At the heart of the exhibition are several series of ceramic vessels that Liu has been developing for nearly three decades. Through the intense heat of the kiln, moist and malleable clay undergoes a profound transformation, emerging as a delicate yet resilient, jade-like porcelain. These works embody a series of quiet dualities: inside and outside, fragility and resilience, presence and decay.
Standing alone at the centre of the exhibition space is Birth and Decay, in which Liu has woven strands of metal around a piece of driftwood collected during one of his many walks, forming a rigid sculptural shell around the organic matter.
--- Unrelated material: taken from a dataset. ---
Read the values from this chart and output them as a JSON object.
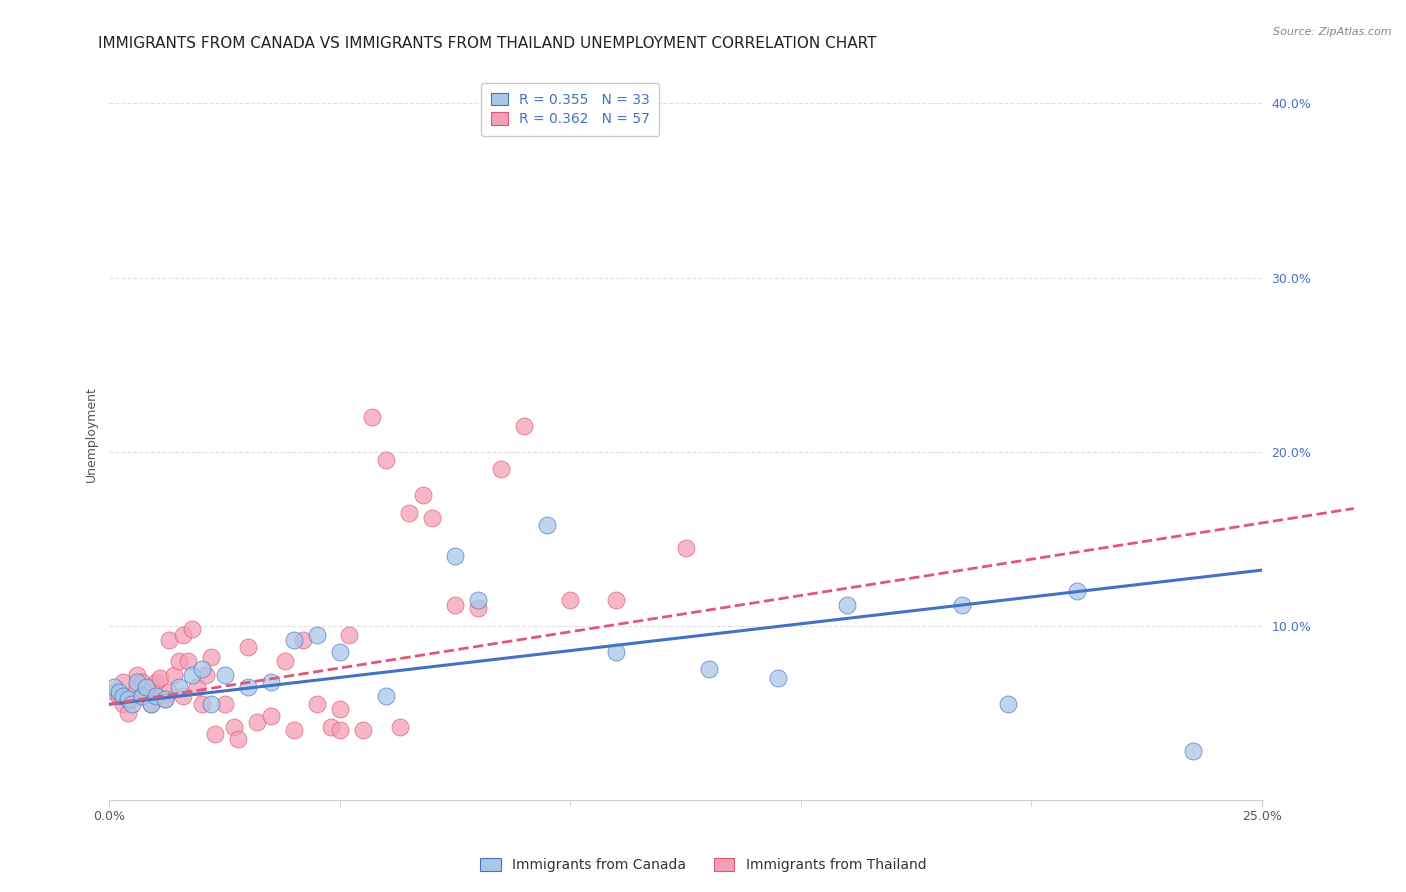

The driftwood which is already “dead” when the artist discovered it, will gradually deteriorate and disintegrate as the sculpture remains exposed to the elements. Meanwhile, the metal shell slowly shifts in colour over time. The stable, hardened metal takes the imprint of the soft organic form beneath it, becoming a relic of living matter. His new series, Tide, explores the interplay between porcelain and clay. The earthy, raw, and highly malleable clay intertwines and grows with the refined, pure porcelain through processes of pulling, stretching, and natural flow. The resulting forms leave traces reminiscent of a natural ecosystem, winding across the walls and extending into the architectural space, entering into a state of symbiosis with it. Through this expansion of the “shell,” Liu blurs the boundary between material form and its physical environment, allowing the space to acquire a quiet yet persistent vitality that seems to unfold outward. In the Untitled series of ceramic jars in varying scales, Liu shifts the perspective back to the intimate scale of human existence. The mottled surfaces of the hardened shells record the slow workings of nature, while the intentional finger-pressed indentations left at the base of each vessel appear almost as wounds or organs. These subtle marks become evidence of the artist’s intervention—an imprint of the individual body within the material.
For Liu Langqing, the act of making ceramics itself is an arduous ritual. Rejecting the precise measuring tools of industrial production, he instead relies on the intuition of his hands and body. Each work emerges through an improvisational and often explosive process of labour, in which the artist channels his internal energy directly into the clay. In this highly intimate negotiation, the arc becomes a cut that links the material surface with space, while the “shell” serves as the foundation that sustains everything.